The 3 Domains Of Financial Advisor Value: Why Human Advisors Continue To Thrive Amid Competition From Robos

The arrival of robo-advisors into the financial technology landscape more than a decade ago led many to believe that the combination of (relatively) low fees and digital presence offered by robos would entice many consumers to eschew human advisors and turn to these automated tools. However, since the introduction of robo-advisor technology, client behavior has suggested that these original predictions of robo dominance and the downfall of human advisors have not been borne out.

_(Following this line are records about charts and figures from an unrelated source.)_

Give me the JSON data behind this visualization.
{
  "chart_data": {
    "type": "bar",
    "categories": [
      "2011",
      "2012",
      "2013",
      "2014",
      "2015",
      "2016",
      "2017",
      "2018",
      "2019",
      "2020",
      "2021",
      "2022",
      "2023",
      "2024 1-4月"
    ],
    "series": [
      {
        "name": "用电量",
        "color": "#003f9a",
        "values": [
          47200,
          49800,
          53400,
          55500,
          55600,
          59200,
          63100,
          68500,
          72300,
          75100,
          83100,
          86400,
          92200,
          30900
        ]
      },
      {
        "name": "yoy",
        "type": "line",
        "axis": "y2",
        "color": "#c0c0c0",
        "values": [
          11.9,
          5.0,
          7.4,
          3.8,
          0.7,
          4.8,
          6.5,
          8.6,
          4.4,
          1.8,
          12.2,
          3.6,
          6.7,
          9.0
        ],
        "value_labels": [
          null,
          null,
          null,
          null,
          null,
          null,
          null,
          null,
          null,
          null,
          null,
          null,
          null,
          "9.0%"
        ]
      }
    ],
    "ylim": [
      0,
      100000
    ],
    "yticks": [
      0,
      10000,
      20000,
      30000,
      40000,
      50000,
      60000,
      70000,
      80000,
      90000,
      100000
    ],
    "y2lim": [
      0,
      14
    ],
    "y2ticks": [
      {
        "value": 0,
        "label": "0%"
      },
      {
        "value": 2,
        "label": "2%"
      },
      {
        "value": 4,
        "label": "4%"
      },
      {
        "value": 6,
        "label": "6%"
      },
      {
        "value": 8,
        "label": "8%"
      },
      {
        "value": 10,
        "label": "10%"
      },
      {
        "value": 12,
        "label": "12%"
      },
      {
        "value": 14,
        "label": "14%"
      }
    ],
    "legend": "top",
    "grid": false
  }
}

A new 2022 Vanguard Group report by Paulo Costa and Jane Henshaw helps explain why this turned out to be the case. By surveying households (with at least $100,000 in investable assets) that use human advisors, robo-advisors, or both, the authors found that clients of human advisors were not only more satisfied with the overall service they receive compared to clients of robo-advisors, but also that these clients perceive their human advisors to offer more value in three specific dimensions: portfolio value (i.e., optimal portfolio construction and client risk-taking), financial value (i.e., attainment of financial goals), and emotional value (i.e., financial peace of mind).

While clients of human advisors reported more perceived value from their advisors than did clients of robo-advisors in these areas, the Vanguard study also found that clients do have a preference for human advisors and digital tools to handle different aspects of financial advising. For example, the highest-ranked functions where clients preferred human advisors included feeling understood, having a connection/relationship, working in their best interests, and being empathetic to the client’s needs. On the other end of the spectrum, the areas where clients preferred digital tools included simplifying their portfolio for organized, cohesive management; diversifying their investments; managing capital gains and taxes effectively; and preventing details from being overlooked. Notably, these results were similar across client demographics, including age, wealth, and whether they currently use a human or robo-advisor.

These results suggest that human advisors who recognize and focus on the areas that clients want an actual person to handle – while potentially outsourcing other tasks that clients prefer to be handled through digital tools – could help strengthen their relationships with current clients (by allowing them to focus on the specific areas that involve connecting with clients) and promote firm growth into the future (by freeing up their time to work on business development). In fact, the study found that clients of robo-advisors are quite willing to work with a human advisor in the future, with 88% of these respondents saying they would be willing to do so (while only 4% of clients of human advisors said they would switch to a robo-advisor if they had to leave their current advisor).

Ultimately, the key point is that the Vanguard study shows not only that consumers continue to seek out human advisors, but also that those who do become clients feel that they receive high levels of service. Further, the results suggest that human advisors who focus on the areas where human support is most valued (including active listening and understanding their goals) while leveraging digital tools for other tasks are likely to attract more clients, including those who may currently be using a robo-advisor!